Introduction
The 6850 is a serial port controller. It is used on Thomson TO9 to connect the keyboard to other parts of the system, allowing a detachable keyboard.
The joystick/mouse connector is on the detachable keyboard, so it is scanned through the same serial protocol.
Later machines use bit-banging on the system 6846 to implement the keyboard scan, to avoid using this chip and reduce costs.
Registers
Address | Name | Description |
E7DE | SCR/SSDR | Control (write)/Status (read) |
E7DF | STDR/SRDR | Data transmit/receive |
Keyboad communication protocol (TO9)
The communication happens at a rate of 9600 bauds. It is asynchronous, there is no clock signal on the keyboard connector.
Reading
When no peripherals are connected
This always uses an odd parity
When a single key is pressed, its key code is sent every 70 milliseconds (keyboard repeat)
When more than one key are pressed, they key codes are sent only once (on press), until only one is pressed.
When no key is pressed, nothing is sent.
With peripherals
When a joystick or mouse is connected, the protocol is made of 4 bytes every 10 milliseconds.
The first byte has odd parity and holds the key code as above.
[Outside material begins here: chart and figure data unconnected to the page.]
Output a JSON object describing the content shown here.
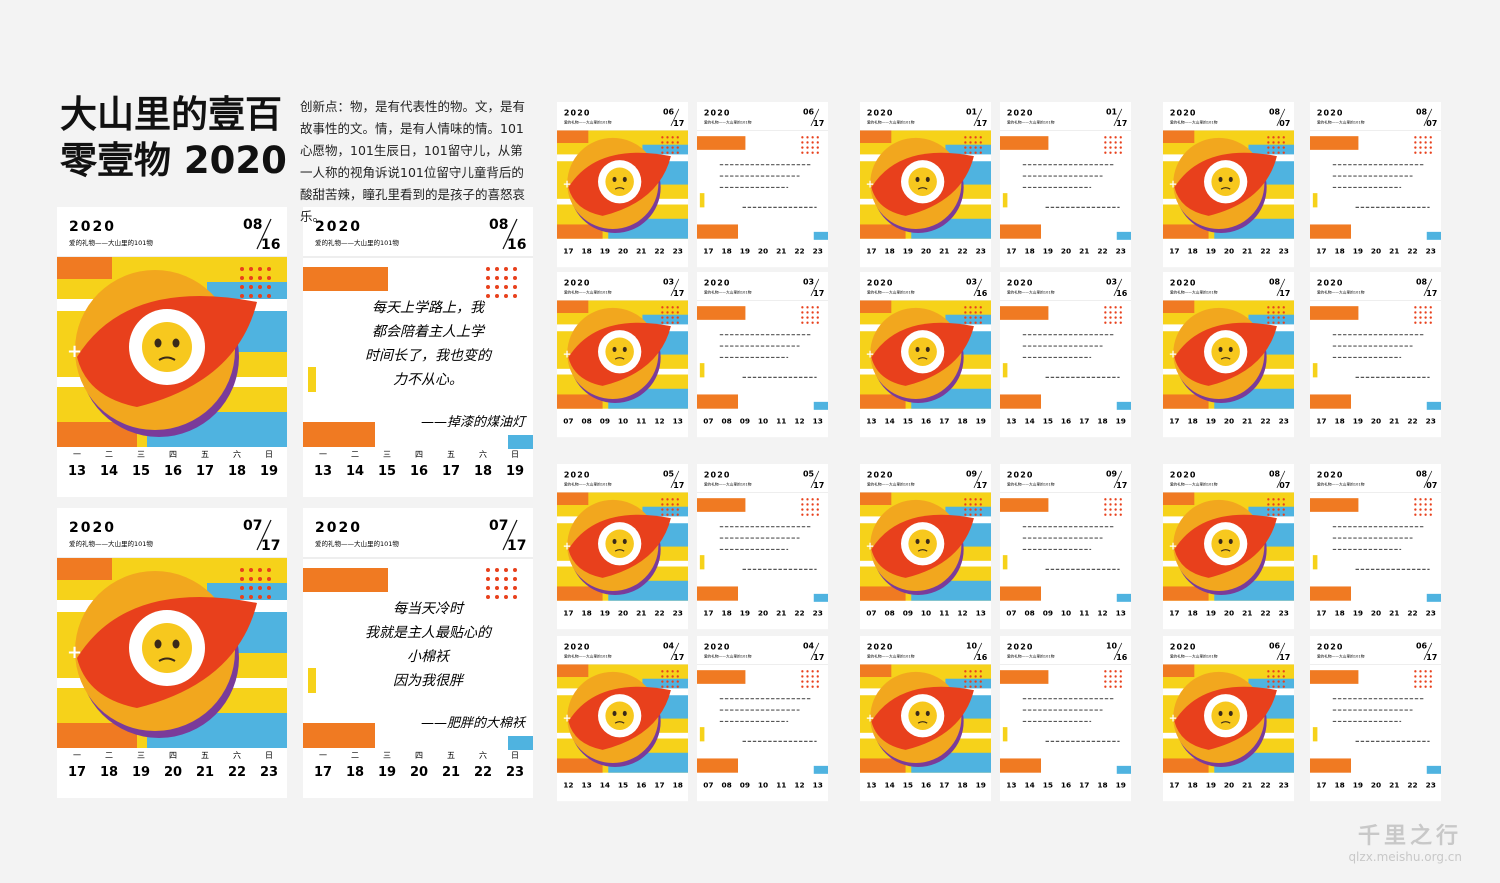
{
  "header": {
    "title_lines": [
      "大山里的壹百",
      "零壹物 2020"
    ],
    "description": "创新点：物，是有代表性的物。文，是有故事性的文。情，是有人情味的情。101心愿物，101生辰日，101留守儿，从第一人称的视角诉说101位留守儿童背后的酸甜苦辣，瞳孔里看到的是孩子的喜怒哀乐。"
  },
  "common": {
    "year": "2020",
    "subtitle": "爱的礼物——大山里的101物",
    "weekdays": [
      "一",
      "二",
      "三",
      "四",
      "五",
      "六",
      "日"
    ]
  },
  "large_cards": [
    {
      "kind": "photo",
      "month": "08",
      "day": "16",
      "days": [
        "13",
        "14",
        "15",
        "16",
        "17",
        "18",
        "19"
      ]
    },
    {
      "kind": "quote",
      "month": "08",
      "day": "16",
      "days": [
        "13",
        "14",
        "15",
        "16",
        "17",
        "18",
        "19"
      ],
      "quote": [
        "每天上学路上，我",
        "都会陪着主人上学",
        "时间长了，我也变的",
        "力不从心。"
      ],
      "signature": "——掉漆的煤油灯"
    },
    {
      "kind": "photo",
      "month": "07",
      "day": "17",
      "days": [
        "17",
        "18",
        "19",
        "20",
        "21",
        "22",
        "23"
      ]
    },
    {
      "kind": "quote",
      "month": "07",
      "day": "17",
      "days": [
        "17",
        "18",
        "19",
        "20",
        "21",
        "22",
        "23"
      ],
      "quote": [
        "每当天冷时",
        "我就是主人最贴心的",
        "小棉袄",
        "因为我很胖"
      ],
      "signature": "——肥胖的大棉袄"
    }
  ],
  "small_cards": [
    {
      "kind": "photo",
      "month": "06",
      "day": "17",
      "days": [
        "17",
        "18",
        "19",
        "20",
        "21",
        "22",
        "23"
      ]
    },
    {
      "kind": "quote",
      "month": "06",
      "day": "17",
      "days": [
        "17",
        "18",
        "19",
        "20",
        "21",
        "22",
        "23"
      ]
    },
    {
      "kind": "photo",
      "month": "03",
      "day": "17",
      "days": [
        "07",
        "08",
        "09",
        "10",
        "11",
        "12",
        "13"
      ]
    },
    {
      "kind": "quote",
      "month": "03",
      "day": "17",
      "days": [
        "07",
        "08",
        "09",
        "10",
        "11",
        "12",
        "13"
      ]
    },
    {
      "kind": "photo",
      "month": "05",
      "day": "17",
      "days": [
        "17",
        "18",
        "19",
        "20",
        "21",
        "22",
        "23"
      ]
    },
    {
      "kind": "quote",
      "month": "05",
      "day": "17",
      "days": [
        "17",
        "18",
        "19",
        "20",
        "21",
        "22",
        "23"
      ]
    },
    {
      "kind": "photo",
      "month": "04",
      "day": "17",
      "days": [
        "12",
        "13",
        "14",
        "15",
        "16",
        "17",
        "18"
      ]
    },
    {
      "kind": "quote",
      "month": "04",
      "day": "17",
      "days": [
        "07",
        "08",
        "09",
        "10",
        "11",
        "12",
        "13"
      ]
    },
    {
      "kind": "photo",
      "month": "01",
      "day": "17",
      "days": [
        "17",
        "18",
        "19",
        "20",
        "21",
        "22",
        "23"
      ]
    },
    {
      "kind": "quote",
      "month": "01",
      "day": "17",
      "days": [
        "17",
        "18",
        "19",
        "20",
        "21",
        "22",
        "23"
      ]
    },
    {
      "kind": "photo",
      "month": "03",
      "day": "16",
      "days": [
        "13",
        "14",
        "15",
        "16",
        "17",
        "18",
        "19"
      ]
    },
    {
      "kind": "quote",
      "month": "03",
      "day": "16",
      "days": [
        "13",
        "14",
        "15",
        "16",
        "17",
        "18",
        "19"
      ]
    },
    {
      "kind": "photo",
      "month": "09",
      "day": "17",
      "days": [
        "07",
        "08",
        "09",
        "10",
        "11",
        "12",
        "13"
      ]
    },
    {
      "kind": "quote",
      "month": "09",
      "day": "17",
      "days": [
        "07",
        "08",
        "09",
        "10",
        "11",
        "12",
        "13"
      ]
    },
    {
      "kind": "photo",
      "month": "10",
      "day": "16",
      "days": [
        "13",
        "14",
        "15",
        "16",
        "17",
        "18",
        "19"
      ]
    },
    {
      "kind": "quote",
      "month": "10",
      "day": "16",
      "days": [
        "13",
        "14",
        "15",
        "16",
        "17",
        "18",
        "19"
      ]
    },
    {
      "kind": "photo",
      "month": "08",
      "day": "07",
      "days": [
        "17",
        "18",
        "19",
        "20",
        "21",
        "22",
        "23"
      ]
    },
    {
      "kind": "quote",
      "month": "08",
      "day": "07",
      "days": [
        "17",
        "18",
        "19",
        "20",
        "21",
        "22",
        "23"
      ]
    },
    {
      "kind": "photo",
      "month": "08",
      "day": "17",
      "days": [
        "17",
        "18",
        "19",
        "20",
        "21",
        "22",
        "23"
      ]
    },
    {
      "kind": "quote",
      "month": "08",
      "day": "17",
      "days": [
        "17",
        "18",
        "19",
        "20",
        "21",
        "22",
        "23"
      ]
    },
    {
      "kind": "photo",
      "month": "08",
      "day": "07",
      "days": [
        "17",
        "18",
        "19",
        "20",
        "21",
        "22",
        "23"
      ]
    },
    {
      "kind": "quote",
      "month": "08",
      "day": "07",
      "days": [
        "17",
        "18",
        "19",
        "20",
        "21",
        "22",
        "23"
      ]
    },
    {
      "kind": "photo",
      "month": "06",
      "day": "17",
      "days": [
        "17",
        "18",
        "19",
        "20",
        "21",
        "22",
        "23"
      ]
    },
    {
      "kind": "quote",
      "month": "06",
      "day": "17",
      "days": [
        "17",
        "18",
        "19",
        "20",
        "21",
        "22",
        "23"
      ]
    }
  ],
  "watermark": {
    "logo": "千里之行",
    "url": "qlzx.meishu.org.cn"
  }
}
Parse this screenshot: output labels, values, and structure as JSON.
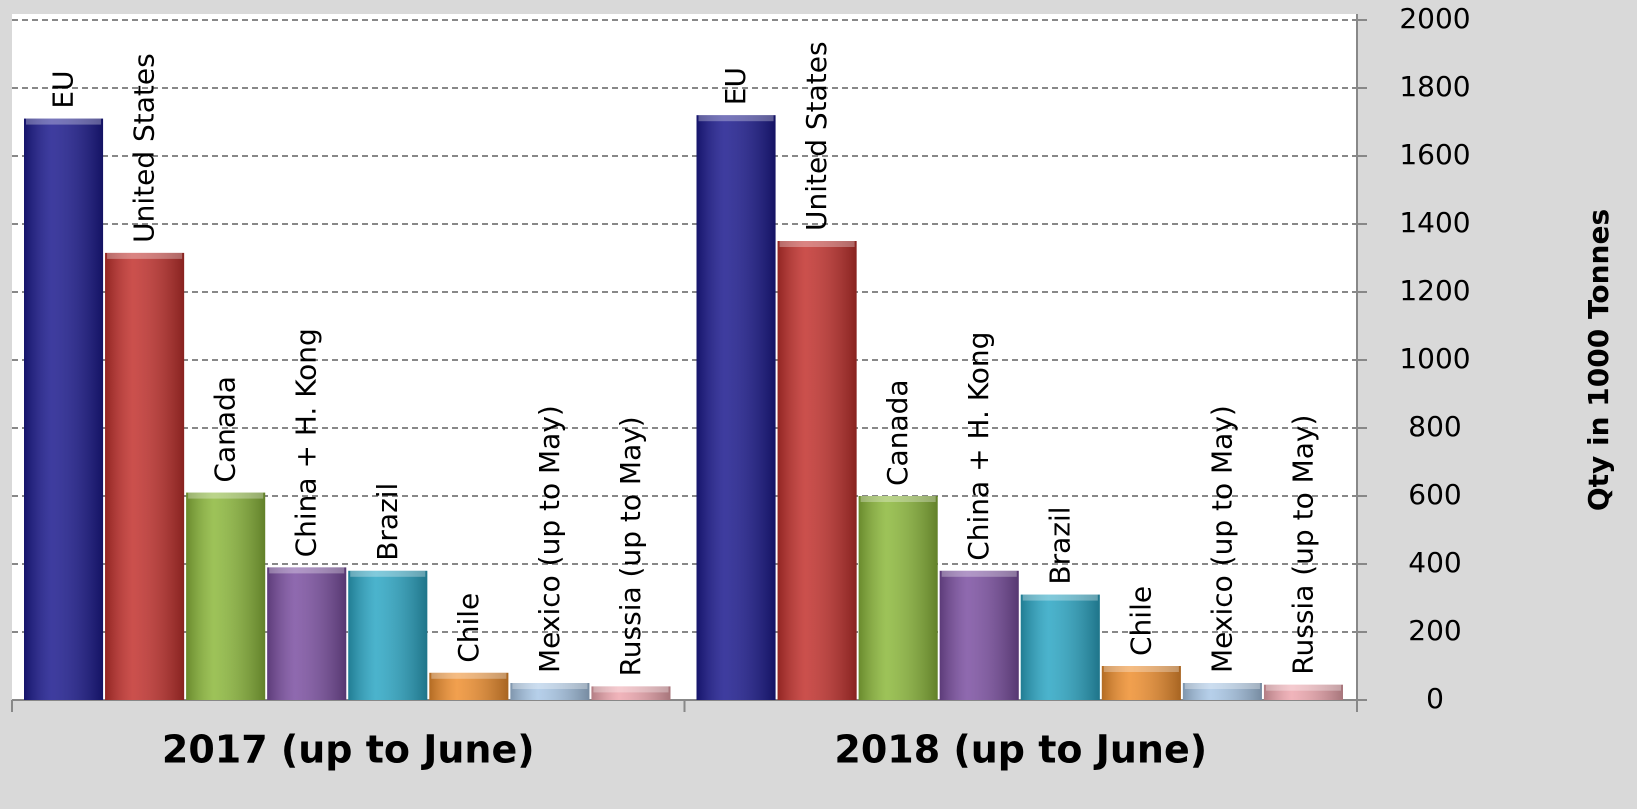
{
  "chart_data": {
    "type": "bar",
    "y_label": "Qty in 1000 Tonnes",
    "categories": [
      "2017 (up to June)",
      "2018 (up to June)"
    ],
    "series": [
      {
        "name": "EU",
        "color": "#1c1a8e",
        "values": [
          1710,
          1720
        ]
      },
      {
        "name": "United States",
        "color": "#c2312d",
        "values": [
          1315,
          1350
        ]
      },
      {
        "name": "Canada",
        "color": "#8cb83b",
        "values": [
          610,
          600
        ]
      },
      {
        "name": "China + H. Kong",
        "color": "#7b4fa1",
        "values": [
          390,
          380
        ]
      },
      {
        "name": "Brazil",
        "color": "#2ba6c4",
        "values": [
          380,
          310
        ]
      },
      {
        "name": "Chile",
        "color": "#ef8f2f",
        "values": [
          80,
          100
        ]
      },
      {
        "name": "Mexico (up to May)",
        "color": "#a9c7e6",
        "values": [
          50,
          50
        ]
      },
      {
        "name": "Russia (up to May)",
        "color": "#eea7af",
        "values": [
          40,
          45
        ]
      }
    ],
    "ylim": [
      0,
      2000
    ],
    "yticks": [
      0,
      200,
      400,
      600,
      800,
      1000,
      1200,
      1400,
      1600,
      1800,
      2000
    ],
    "grid": true
  }
}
If no key is pressed, it has value 0. If key repeat is active, it is 0 6 times out of 7, and the key code of the repeated key for the 7th time, leading to the same 70ms key repeat delay.
The 3 other bytes have even parity and hold data for the peripheral:
The second code is the relative X coordinate (from 0 to 255).
The third code is the relative Y coordinate.
The last byte is the buttons (bits 0 and 2) and X and Y overflows (bits 6 and 7, when the mouse or joystick moves too far, this is set).